A fourth advantage of static factory methods is that they reduce the verbosity of creating parameterized type instances. Unfortunately, you must specify the type parameters when you invoke the constructor of a parameterized class even if they're obvious from context. This typically requires you to provide the type parameters twice in quick succession:

Map<String, List<String>> m =
   new HashMap<String, List<String>>();

This redundant specification quickly becomes painful as the length and complexity of the type parameters increase. With static factories, however, the compiler can figure out the type parameters for you. This is known as type inference. For example, suppose that HashMap provided this static factory:

public static <K, V> HashMap<K, V> newInstance() {
   return new HashMap<K, V>();
}

Then you could replace the wordy declaration above with this succinct alternative:

Map<String, List<String>> m = HashMap.newInstance();

Someday the language may perform this sort of type inference on constructor invocations as well as method invocations, but as of release 1.6, it does not.

Unfortunately, the standard collection implementations such as HashMap do not have factory methods as of release 1.6, but you can put these methods in your own utility class. More importantly, you can provide such static factories in your own parameterized classes.

The main disadvantage of providing only static factory methods is that classes without public or protected constructors cannot be subclassed. The same is true for nonpublic classes returned by public static factories. For example, it is impossible to subclass any of the convenience implementation classes in the Collections Framework. Arguably this can be a blessing in disguise, as it encourages programmers to use composition instead of inheritance (Item 16).

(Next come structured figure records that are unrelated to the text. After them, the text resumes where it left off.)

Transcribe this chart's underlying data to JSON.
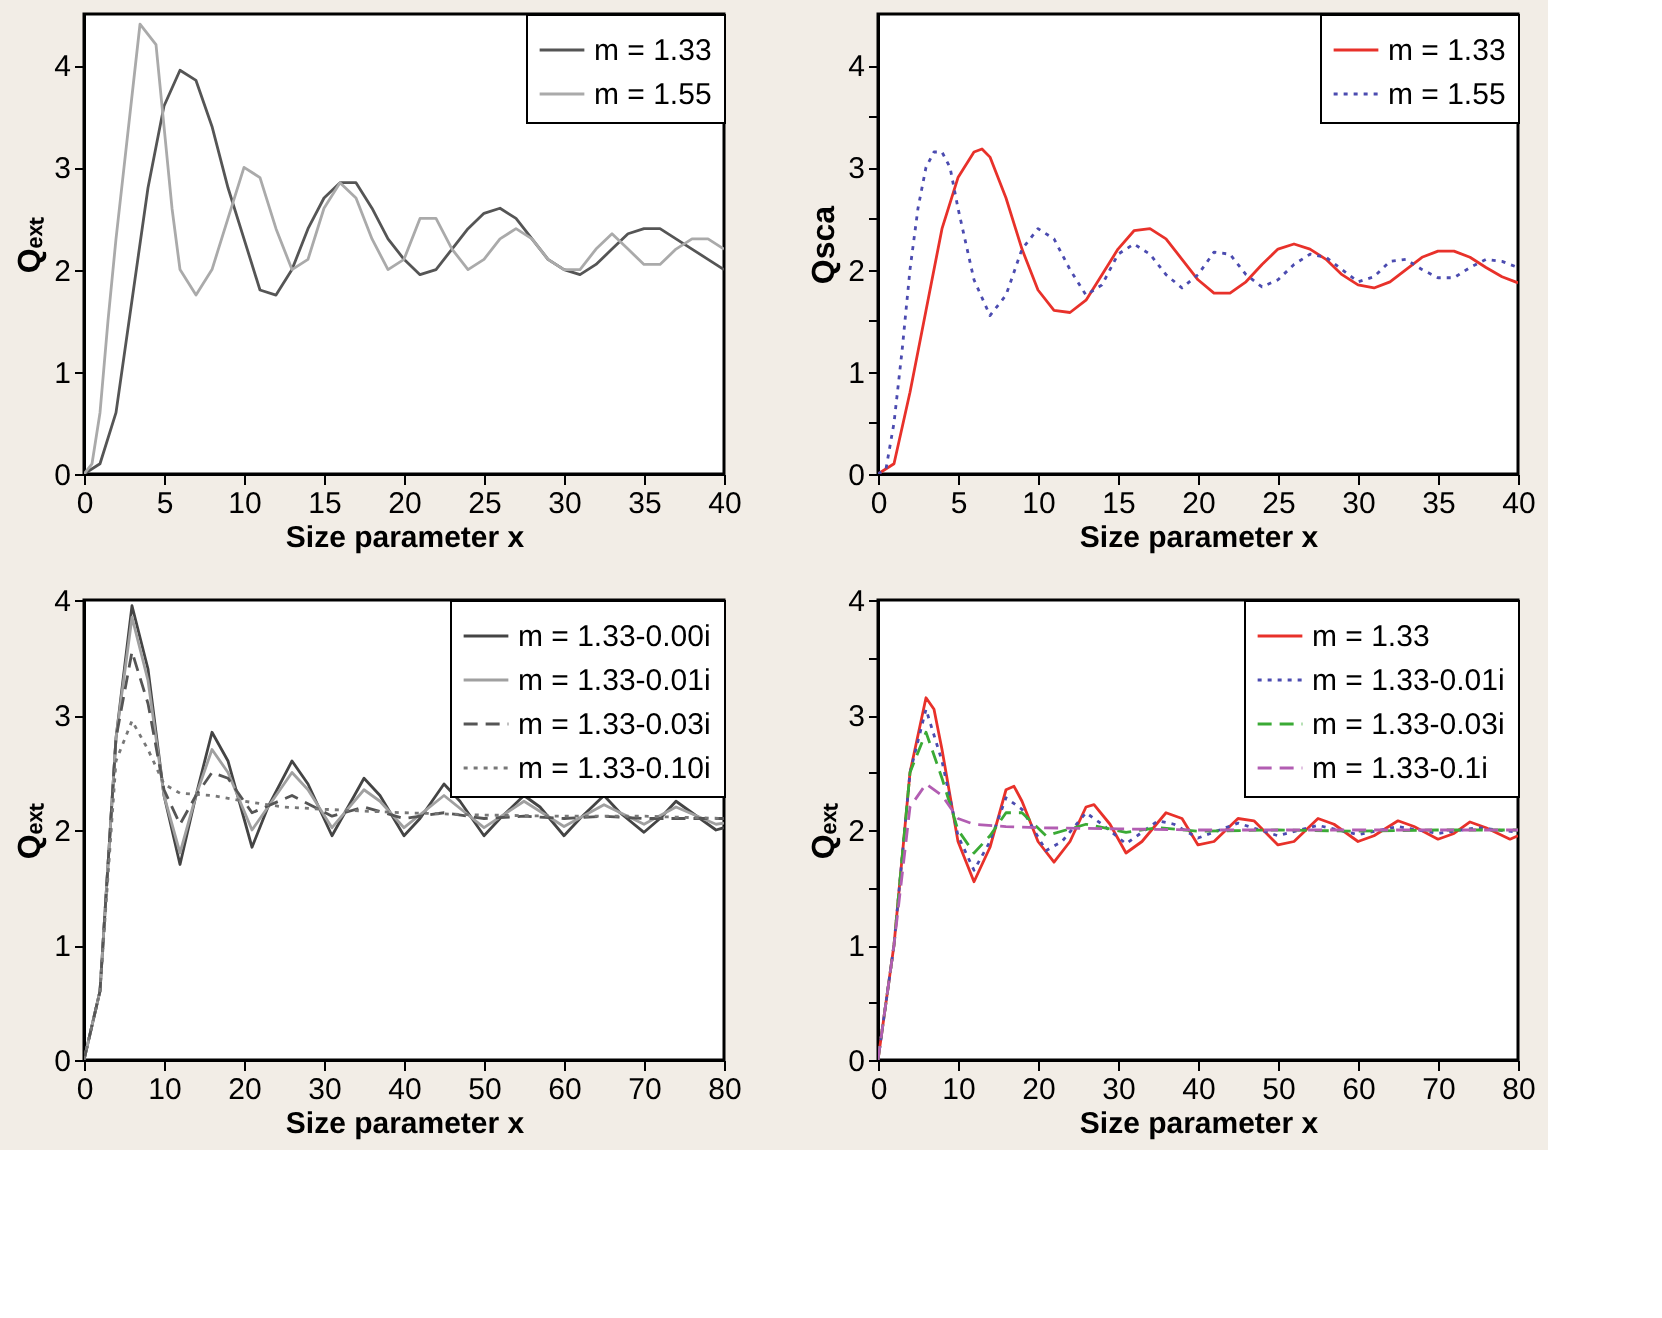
{
  "chart_data": [
    {
      "type": "line",
      "xlabel": "Size parameter x",
      "ylabel": "Qₑₓₜ",
      "xlim": [
        0,
        40
      ],
      "xticks": [
        0,
        5,
        10,
        15,
        20,
        25,
        30,
        35,
        40
      ],
      "ylim": [
        0,
        4.5
      ],
      "yticks": [
        0,
        1,
        2,
        3,
        4
      ],
      "legend": "top right",
      "grid": false,
      "series": [
        {
          "name": "m = 1.33",
          "color": "#555555",
          "line_style": "solid",
          "x": [
            0,
            1,
            2,
            3,
            4,
            5,
            6,
            7,
            8,
            9,
            10,
            11,
            12,
            13,
            14,
            15,
            16,
            17,
            18,
            19,
            20,
            21,
            22,
            23,
            24,
            25,
            26,
            27,
            28,
            29,
            30,
            31,
            32,
            33,
            34,
            35,
            36,
            37,
            38,
            39,
            40
          ],
          "values": [
            0,
            0.1,
            0.6,
            1.7,
            2.8,
            3.6,
            3.95,
            3.85,
            3.4,
            2.8,
            2.3,
            1.8,
            1.75,
            2.0,
            2.4,
            2.7,
            2.85,
            2.85,
            2.6,
            2.3,
            2.1,
            1.95,
            2.0,
            2.2,
            2.4,
            2.55,
            2.6,
            2.5,
            2.3,
            2.1,
            2.0,
            1.95,
            2.05,
            2.2,
            2.35,
            2.4,
            2.4,
            2.3,
            2.2,
            2.1,
            2.0
          ]
        },
        {
          "name": "m = 1.55",
          "color": "#aaaaaa",
          "line_style": "solid",
          "x": [
            0,
            0.5,
            1,
            1.5,
            2,
            2.5,
            3,
            3.5,
            4,
            4.5,
            5,
            5.5,
            6,
            7,
            8,
            9,
            10,
            11,
            12,
            13,
            14,
            15,
            16,
            17,
            18,
            19,
            20,
            21,
            22,
            23,
            24,
            25,
            26,
            27,
            28,
            29,
            30,
            31,
            32,
            33,
            34,
            35,
            36,
            37,
            38,
            39,
            40
          ],
          "values": [
            0,
            0.1,
            0.6,
            1.5,
            2.3,
            3.0,
            3.7,
            4.4,
            4.3,
            4.2,
            3.4,
            2.6,
            2.0,
            1.75,
            2.0,
            2.5,
            3.0,
            2.9,
            2.4,
            2.0,
            2.1,
            2.6,
            2.85,
            2.7,
            2.3,
            2.0,
            2.1,
            2.5,
            2.5,
            2.2,
            2.0,
            2.1,
            2.3,
            2.4,
            2.3,
            2.1,
            2.0,
            2.0,
            2.2,
            2.35,
            2.2,
            2.05,
            2.05,
            2.2,
            2.3,
            2.3,
            2.2
          ]
        }
      ]
    },
    {
      "type": "line",
      "xlabel": "Size parameter x",
      "ylabel": "Qsca",
      "xlim": [
        0,
        40
      ],
      "xticks": [
        0,
        5,
        10,
        15,
        20,
        25,
        30,
        35,
        40
      ],
      "ylim": [
        0,
        4.5
      ],
      "yticks": [
        0,
        {
          "value": 0.5,
          "label": null
        },
        1,
        {
          "value": 1.5,
          "label": null
        },
        2,
        {
          "value": 2.5,
          "label": null
        },
        3,
        {
          "value": 3.5,
          "label": null
        },
        4
      ],
      "legend": "top right",
      "grid": false,
      "series": [
        {
          "name": "m = 1.33",
          "color": "#e8312a",
          "line_style": "solid",
          "x": [
            0,
            1,
            2,
            3,
            4,
            5,
            6,
            6.5,
            7,
            8,
            9,
            10,
            11,
            12,
            13,
            14,
            15,
            16,
            17,
            18,
            19,
            20,
            21,
            22,
            23,
            24,
            25,
            26,
            27,
            28,
            29,
            30,
            31,
            32,
            33,
            34,
            35,
            36,
            37,
            38,
            39,
            40
          ],
          "values": [
            0,
            0.1,
            0.8,
            1.6,
            2.4,
            2.9,
            3.15,
            3.18,
            3.1,
            2.7,
            2.2,
            1.8,
            1.6,
            1.58,
            1.7,
            1.95,
            2.2,
            2.38,
            2.4,
            2.3,
            2.1,
            1.9,
            1.77,
            1.77,
            1.88,
            2.05,
            2.2,
            2.25,
            2.2,
            2.1,
            1.95,
            1.85,
            1.82,
            1.88,
            2.0,
            2.12,
            2.18,
            2.18,
            2.12,
            2.02,
            1.93,
            1.87
          ]
        },
        {
          "name": "m = 1.55",
          "color": "#4b4bb0",
          "line_style": "dotted",
          "x": [
            0,
            0.5,
            1,
            1.5,
            2,
            2.5,
            3,
            3.5,
            4,
            4.5,
            5,
            6,
            7,
            8,
            9,
            10,
            11,
            12,
            13,
            14,
            15,
            16,
            17,
            18,
            19,
            20,
            21,
            22,
            23,
            24,
            25,
            26,
            27,
            28,
            29,
            30,
            31,
            32,
            33,
            34,
            35,
            36,
            37,
            38,
            39,
            40
          ],
          "values": [
            0,
            0.05,
            0.5,
            1.2,
            2.0,
            2.6,
            3.0,
            3.15,
            3.15,
            3.0,
            2.6,
            1.9,
            1.55,
            1.75,
            2.2,
            2.4,
            2.3,
            2.0,
            1.75,
            1.85,
            2.15,
            2.25,
            2.15,
            1.95,
            1.82,
            1.95,
            2.17,
            2.15,
            1.95,
            1.83,
            1.9,
            2.05,
            2.15,
            2.12,
            2.0,
            1.88,
            1.93,
            2.08,
            2.1,
            2.0,
            1.92,
            1.92,
            2.02,
            2.1,
            2.08,
            2.02
          ]
        }
      ]
    },
    {
      "type": "line",
      "xlabel": "Size parameter x",
      "ylabel": "Qₑₓₜ",
      "xlim": [
        0,
        80
      ],
      "xticks": [
        0,
        10,
        20,
        30,
        40,
        50,
        60,
        70,
        80
      ],
      "ylim": [
        0,
        4
      ],
      "yticks": [
        0,
        1,
        2,
        3,
        4
      ],
      "legend": "top right",
      "grid": false,
      "series": [
        {
          "name": "m = 1.33-0.00i",
          "color": "#444444",
          "line_style": "solid",
          "x": [
            0,
            2,
            4,
            6,
            8,
            10,
            12,
            14,
            16,
            18,
            20,
            21,
            23,
            26,
            28,
            31,
            33,
            35,
            37,
            40,
            42,
            45,
            47,
            50,
            52,
            55,
            57,
            60,
            62,
            65,
            67,
            70,
            72,
            74,
            76,
            79,
            80
          ],
          "values": [
            0,
            0.6,
            2.8,
            3.95,
            3.4,
            2.3,
            1.7,
            2.3,
            2.85,
            2.6,
            2.1,
            1.85,
            2.2,
            2.6,
            2.4,
            1.95,
            2.2,
            2.45,
            2.3,
            1.95,
            2.1,
            2.4,
            2.25,
            1.95,
            2.1,
            2.3,
            2.2,
            1.95,
            2.1,
            2.3,
            2.15,
            1.98,
            2.1,
            2.25,
            2.15,
            2.0,
            2.02
          ]
        },
        {
          "name": "m = 1.33-0.01i",
          "color": "#a0a0a0",
          "line_style": "solid",
          "x": [
            0,
            2,
            4,
            6,
            8,
            10,
            12,
            14,
            16,
            18,
            21,
            23,
            26,
            28,
            31,
            35,
            37,
            40,
            45,
            50,
            55,
            60,
            65,
            70,
            74,
            79,
            80
          ],
          "values": [
            0,
            0.6,
            2.8,
            3.85,
            3.3,
            2.3,
            1.8,
            2.3,
            2.7,
            2.5,
            2.0,
            2.2,
            2.5,
            2.35,
            2.02,
            2.35,
            2.25,
            2.02,
            2.3,
            2.02,
            2.25,
            2.03,
            2.22,
            2.05,
            2.2,
            2.05,
            2.06
          ]
        },
        {
          "name": "m = 1.33-0.03i",
          "color": "#555555",
          "line_style": "dashed",
          "x": [
            0,
            2,
            4,
            6,
            8,
            10,
            12,
            14,
            16,
            18,
            21,
            26,
            31,
            35,
            40,
            45,
            50,
            55,
            60,
            65,
            70,
            80
          ],
          "values": [
            0,
            0.6,
            2.8,
            3.55,
            3.1,
            2.35,
            2.05,
            2.3,
            2.5,
            2.45,
            2.15,
            2.3,
            2.12,
            2.2,
            2.1,
            2.15,
            2.1,
            2.12,
            2.1,
            2.12,
            2.1,
            2.1
          ]
        },
        {
          "name": "m = 1.33-0.10i",
          "color": "#777777",
          "line_style": "dotted",
          "x": [
            0,
            2,
            4,
            6,
            8,
            10,
            12,
            16,
            20,
            25,
            30,
            40,
            50,
            60,
            70,
            80
          ],
          "values": [
            0,
            0.6,
            2.6,
            2.95,
            2.7,
            2.4,
            2.32,
            2.3,
            2.25,
            2.2,
            2.18,
            2.15,
            2.13,
            2.12,
            2.12,
            2.1
          ]
        }
      ]
    },
    {
      "type": "line",
      "xlabel": "Size parameter x",
      "ylabel": "Qₑₓₜ",
      "xlim": [
        0,
        80
      ],
      "xticks": [
        0,
        10,
        20,
        30,
        40,
        50,
        60,
        70,
        80
      ],
      "ylim": [
        0,
        4
      ],
      "yticks": [
        0,
        {
          "value": 0.5,
          "label": null
        },
        1,
        {
          "value": 1.5,
          "label": null
        },
        2,
        {
          "value": 2.5,
          "label": null
        },
        3,
        {
          "value": 3.5,
          "label": null
        },
        4
      ],
      "legend": "top right",
      "grid": false,
      "series": [
        {
          "name": "m = 1.33",
          "color": "#e8312a",
          "line_style": "solid",
          "x": [
            0,
            2,
            4,
            6,
            7,
            8,
            10,
            12,
            14,
            16,
            17,
            18,
            20,
            22,
            24,
            26,
            27,
            29,
            31,
            33,
            36,
            38,
            40,
            42,
            45,
            47,
            50,
            52,
            55,
            57,
            60,
            62,
            65,
            67,
            70,
            72,
            74,
            76,
            79,
            80
          ],
          "values": [
            0,
            1.0,
            2.5,
            3.15,
            3.05,
            2.7,
            1.9,
            1.55,
            1.85,
            2.35,
            2.38,
            2.25,
            1.9,
            1.72,
            1.9,
            2.2,
            2.22,
            2.05,
            1.8,
            1.9,
            2.15,
            2.1,
            1.87,
            1.9,
            2.1,
            2.08,
            1.87,
            1.9,
            2.1,
            2.05,
            1.9,
            1.95,
            2.08,
            2.03,
            1.92,
            1.97,
            2.07,
            2.02,
            1.92,
            1.95
          ]
        },
        {
          "name": "m = 1.33-0.01i",
          "color": "#4b4bb0",
          "line_style": "dotted",
          "x": [
            0,
            2,
            4,
            6,
            8,
            10,
            12,
            14,
            16,
            18,
            21,
            23,
            26,
            28,
            31,
            35,
            37,
            40,
            45,
            50,
            55,
            60,
            65,
            70,
            75,
            80
          ],
          "values": [
            0,
            1.0,
            2.5,
            3.05,
            2.6,
            1.95,
            1.65,
            1.9,
            2.28,
            2.18,
            1.82,
            1.9,
            2.15,
            2.05,
            1.88,
            2.08,
            2.05,
            1.93,
            2.06,
            1.95,
            2.04,
            1.96,
            2.03,
            1.97,
            2.02,
            1.98
          ]
        },
        {
          "name": "m = 1.33-0.03i",
          "color": "#3aaa35",
          "line_style": "dashed",
          "x": [
            0,
            2,
            4,
            6,
            8,
            10,
            12,
            14,
            16,
            18,
            21,
            26,
            31,
            35,
            40,
            50,
            60,
            70,
            80
          ],
          "values": [
            0,
            1.0,
            2.5,
            2.85,
            2.45,
            2.0,
            1.8,
            1.95,
            2.15,
            2.15,
            1.95,
            2.05,
            1.98,
            2.02,
            1.99,
            2.0,
            1.99,
            2.0,
            2.0
          ]
        },
        {
          "name": "m = 1.33-0.1i",
          "color": "#b25db2",
          "line_style": "dashed",
          "x": [
            0,
            2,
            4,
            6,
            8,
            10,
            12,
            16,
            20,
            30,
            40,
            60,
            80
          ],
          "values": [
            0,
            1.0,
            2.2,
            2.4,
            2.3,
            2.1,
            2.05,
            2.03,
            2.02,
            2.01,
            2.0,
            2.0,
            2.0
          ]
        }
      ]
    }
  ]
}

A second disadvantage of static factory methods is that they are not readily distinguishable from other static methods. They do not stand out in API documentation in the way that constructors do, so it can be difficult to figure out how to instantiate a class that provides static factory methods instead of constructors. The Javadoc tool may someday draw attention to static factory methods. In the meantime, you can reduce this disadvantage by drawing attention to static factories in class or interface comments, and by adhering to common naming conventions. Here are some common names for static factory methods:

  • valueOf -- Returns an instance that has, loosely speaking, the same value as its parameters. Such static factories are effectively type-conversion methods.
  • of -- A concise alternative to valueOf, popularized by EnumSet (Item 32).
  • getInstance -- Returns an instance that is described by the parameters but cannot be said to have the same value. In the case of a singleton, getInstance takes no parameters and returns the sole instance.
  • newInstance -- Like getInstance, except that newInstance guarantees that each instance returned is distinct from all others.
  • getType -- Like getInstance, but used when the factory method is in a different class. Type indicates the type of object returned by the factory method.
  • newType -- Like newInstance, but used when the factory method is in a different class. Type indicates the type of object returned by the factory method.

In summary, static factory methods and public constructors both have their uses, and it pays to understand their relative merits. Often static factories are preferable, so avoid the reflex to provide public constructors without first considering static factories.